Temperatures will be a bit higher than normal in the afternoons this week. Take care of chores early in the day – then enjoy the afternoon. It’s time to smell the roses.

* Plant, plant, plant! It’s prime planting season in the Sacramento area. If you haven’t already, it’s time to set out those tomato transplants along with peppers and eggplants. Pinch off any flowers on new transplants to make them concentrate on establishing roots instead of setting premature fruit.

* Direct-seed melons, cucumbers, summer squash, corn, radishes, pumpkins and annual herbs such as basil.

* Harvest cabbage, lettuce, peas and green onions.

* In the flower garden, direct-seed sunflowers, cosmos, salvia, zinnias, marigolds, celosia and asters.

* Plant dahlia tubers.

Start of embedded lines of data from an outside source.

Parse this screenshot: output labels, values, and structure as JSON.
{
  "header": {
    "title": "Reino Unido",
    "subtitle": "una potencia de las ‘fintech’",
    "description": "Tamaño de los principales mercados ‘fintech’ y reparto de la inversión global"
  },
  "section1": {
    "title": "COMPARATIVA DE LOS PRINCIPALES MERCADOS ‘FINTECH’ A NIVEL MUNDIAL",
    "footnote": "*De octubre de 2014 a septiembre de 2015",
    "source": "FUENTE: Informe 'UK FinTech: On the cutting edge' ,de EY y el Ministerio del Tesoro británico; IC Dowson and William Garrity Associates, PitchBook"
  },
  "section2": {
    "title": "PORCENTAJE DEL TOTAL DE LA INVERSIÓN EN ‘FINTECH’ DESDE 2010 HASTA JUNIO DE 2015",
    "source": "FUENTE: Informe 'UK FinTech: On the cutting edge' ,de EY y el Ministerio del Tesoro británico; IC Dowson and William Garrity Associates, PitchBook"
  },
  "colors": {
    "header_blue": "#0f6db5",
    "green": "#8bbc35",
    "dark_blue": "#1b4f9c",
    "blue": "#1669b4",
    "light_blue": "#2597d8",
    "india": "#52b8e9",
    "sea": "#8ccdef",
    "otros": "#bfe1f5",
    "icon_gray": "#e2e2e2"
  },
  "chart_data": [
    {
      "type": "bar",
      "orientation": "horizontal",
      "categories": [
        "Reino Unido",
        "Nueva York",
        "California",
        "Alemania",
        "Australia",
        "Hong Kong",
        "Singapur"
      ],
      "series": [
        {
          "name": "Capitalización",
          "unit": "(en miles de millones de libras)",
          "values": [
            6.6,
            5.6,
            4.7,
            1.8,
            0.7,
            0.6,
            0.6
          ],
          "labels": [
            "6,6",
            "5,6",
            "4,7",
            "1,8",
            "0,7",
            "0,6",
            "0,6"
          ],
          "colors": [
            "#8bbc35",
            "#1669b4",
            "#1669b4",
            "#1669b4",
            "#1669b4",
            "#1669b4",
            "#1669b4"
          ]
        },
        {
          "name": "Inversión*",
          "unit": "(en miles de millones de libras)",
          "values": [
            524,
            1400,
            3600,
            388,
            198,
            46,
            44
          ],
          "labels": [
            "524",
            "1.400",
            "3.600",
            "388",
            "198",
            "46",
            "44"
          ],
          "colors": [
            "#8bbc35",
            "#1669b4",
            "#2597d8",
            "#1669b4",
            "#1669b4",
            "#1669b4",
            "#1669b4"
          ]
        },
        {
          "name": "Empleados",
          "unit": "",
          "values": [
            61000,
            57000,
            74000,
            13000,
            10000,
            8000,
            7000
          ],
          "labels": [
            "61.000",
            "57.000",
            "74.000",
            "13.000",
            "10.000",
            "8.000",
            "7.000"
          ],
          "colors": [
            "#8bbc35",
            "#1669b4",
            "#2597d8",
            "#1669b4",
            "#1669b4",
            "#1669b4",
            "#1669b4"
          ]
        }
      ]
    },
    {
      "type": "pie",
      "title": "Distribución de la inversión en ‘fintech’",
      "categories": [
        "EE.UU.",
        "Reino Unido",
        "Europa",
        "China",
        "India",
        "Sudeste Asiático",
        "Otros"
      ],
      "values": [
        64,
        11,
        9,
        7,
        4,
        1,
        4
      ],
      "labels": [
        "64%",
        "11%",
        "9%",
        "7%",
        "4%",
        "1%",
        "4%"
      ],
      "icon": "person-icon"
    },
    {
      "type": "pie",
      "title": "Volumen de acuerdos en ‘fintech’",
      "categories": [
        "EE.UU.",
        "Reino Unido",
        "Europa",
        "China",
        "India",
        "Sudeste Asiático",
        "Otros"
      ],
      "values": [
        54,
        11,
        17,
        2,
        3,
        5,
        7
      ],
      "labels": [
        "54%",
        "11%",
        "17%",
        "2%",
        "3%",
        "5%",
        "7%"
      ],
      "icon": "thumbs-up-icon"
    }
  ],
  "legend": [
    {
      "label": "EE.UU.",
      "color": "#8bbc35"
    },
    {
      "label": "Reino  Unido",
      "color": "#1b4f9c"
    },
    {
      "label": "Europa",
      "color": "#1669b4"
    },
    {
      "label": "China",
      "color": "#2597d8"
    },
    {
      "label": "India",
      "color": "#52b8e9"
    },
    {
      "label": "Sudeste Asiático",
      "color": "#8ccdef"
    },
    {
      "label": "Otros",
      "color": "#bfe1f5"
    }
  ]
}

Other perennials to set out include verbena, coreopsis, coneflower and astilbe.

* Transplant petunias, marigolds and perennial flowers such as astilbe, columbine, coneflowers, coreopsis, dahlias, rudbeckia and verbena.

* Keep an eye out for slugs, snails, earwigs and aphids that want to dine on tender new growth.

* Feed summer bloomers with a balanced fertilizer.

* For continued bloom, cut off spent flowers on roses as well as other flowering plants.

* Don’t forget to water. Seedlings need moisture. Deep watering will help build strong roots and healthy plants.

* Add mulch to the garden to help keep that precious water from evaporating. Mulch also cuts down on weeds. But don’t let it mound around the stems or trunks of trees or shrubs. Leave about a 6-inch to 1-foot circle to avoid crown rot or other problems.